Una de las maneras en que abordamos la inseguridad alimentaria es mediante la alimentación escolar. En la ciudad de Legazpi, Filipinas, el programa de alimentación de la Escuela Secundaria Oro Site no solo apoya la nutrición de los estudiantes, sino que también utiliza las comidas para implementar programas educativos que mejoran el rendimiento académico. Mire el vídeo a continuación para escuchar más ¡Y sigue leyendo para descubrir cómo las comidas están teniendo un impacto real en la vida de estos niños!

Los más de 500 estudiantes de séptimo grado de la Escuela Preparatoria Oro Site reciben comidas nutritivas a diario. Estas comidas son proporcionadas por Rise Against Hunger (después de ser ¡Empaquetado por voluntarios como tú!) y distribuido a la escuela por nuestro socio local Convoy of Hope. 

El programa de alimentación escolar es verdaderamente un esfuerzo comunitario. 21 voluntarios ayudan a cocinar las comidas, y Oro Site High School se asocia con otras organizaciones locales, además de Convoy of Hope, para financiar los ingredientes que se agregan a las comidas para un mayor enriquecimiento. 

Dado que muchos de los estudiantes de Oro Site enfrentan desafíos económicos, el programa de alimentación proporciona una nutrición fundamental para estos niños, y el director de la escuela, Jolan Torres, ha visto el impacto de las comidas. 

Jolan Torres, director de la escuela 

Jolan explica cómo funciona el programa de alimentación: “Esta es una actividad pionera aquí en Oro Site High School, que ofrecemos un programa de alimentación para los estudiantes de secundaria, para los estudiantes de séptimo grado”. 

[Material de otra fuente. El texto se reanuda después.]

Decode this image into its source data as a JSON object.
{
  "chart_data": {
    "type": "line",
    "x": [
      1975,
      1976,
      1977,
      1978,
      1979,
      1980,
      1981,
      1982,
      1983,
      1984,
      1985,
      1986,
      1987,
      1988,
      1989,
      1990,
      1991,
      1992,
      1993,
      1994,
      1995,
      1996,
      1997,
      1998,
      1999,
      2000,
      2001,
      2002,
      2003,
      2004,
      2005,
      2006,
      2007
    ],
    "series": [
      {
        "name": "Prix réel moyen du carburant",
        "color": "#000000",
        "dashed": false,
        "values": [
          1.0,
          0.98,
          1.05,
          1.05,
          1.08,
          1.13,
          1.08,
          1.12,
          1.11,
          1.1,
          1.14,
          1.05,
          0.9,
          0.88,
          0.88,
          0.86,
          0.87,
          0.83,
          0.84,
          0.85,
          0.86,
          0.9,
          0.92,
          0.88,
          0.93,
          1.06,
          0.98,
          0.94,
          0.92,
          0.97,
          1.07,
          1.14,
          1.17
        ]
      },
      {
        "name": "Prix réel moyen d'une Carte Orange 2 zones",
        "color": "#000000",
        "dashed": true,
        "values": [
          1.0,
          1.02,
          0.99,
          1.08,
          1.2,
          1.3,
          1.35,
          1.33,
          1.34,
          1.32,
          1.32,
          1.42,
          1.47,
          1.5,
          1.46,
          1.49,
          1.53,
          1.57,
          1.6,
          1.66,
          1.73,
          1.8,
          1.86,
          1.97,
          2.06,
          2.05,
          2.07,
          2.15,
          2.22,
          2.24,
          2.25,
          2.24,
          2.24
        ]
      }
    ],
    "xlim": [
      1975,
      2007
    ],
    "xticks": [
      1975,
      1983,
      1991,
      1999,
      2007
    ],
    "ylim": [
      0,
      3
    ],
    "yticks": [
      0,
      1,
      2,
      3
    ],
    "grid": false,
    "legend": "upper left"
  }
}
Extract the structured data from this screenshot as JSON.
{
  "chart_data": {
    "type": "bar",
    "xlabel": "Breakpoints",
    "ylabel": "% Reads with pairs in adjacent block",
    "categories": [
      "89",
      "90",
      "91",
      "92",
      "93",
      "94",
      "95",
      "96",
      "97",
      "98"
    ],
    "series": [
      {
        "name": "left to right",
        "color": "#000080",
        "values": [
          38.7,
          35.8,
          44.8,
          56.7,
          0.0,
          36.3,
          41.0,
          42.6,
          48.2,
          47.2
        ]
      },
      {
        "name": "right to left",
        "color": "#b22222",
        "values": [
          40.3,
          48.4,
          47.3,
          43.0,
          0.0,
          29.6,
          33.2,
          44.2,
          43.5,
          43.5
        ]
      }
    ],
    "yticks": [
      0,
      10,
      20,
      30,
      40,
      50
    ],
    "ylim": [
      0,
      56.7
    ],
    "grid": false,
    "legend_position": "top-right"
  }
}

A lo largo del programa de alimentación, la escuela pesa a los niños al inicio y cada trimestre subsiguiente para monitorear su estado nutricional y garantizar la eficacia del programa. En el año y medio que lleva Jolan en la escuela, ha visto cómo el programa de alimentación apoya a los estudiantes. Él afirma: «Por eso colaboramos con diversas organizaciones para abordar las diferentes necesidades de nuestros estudiantes, especialmente en alfabetización, aritmética y salud».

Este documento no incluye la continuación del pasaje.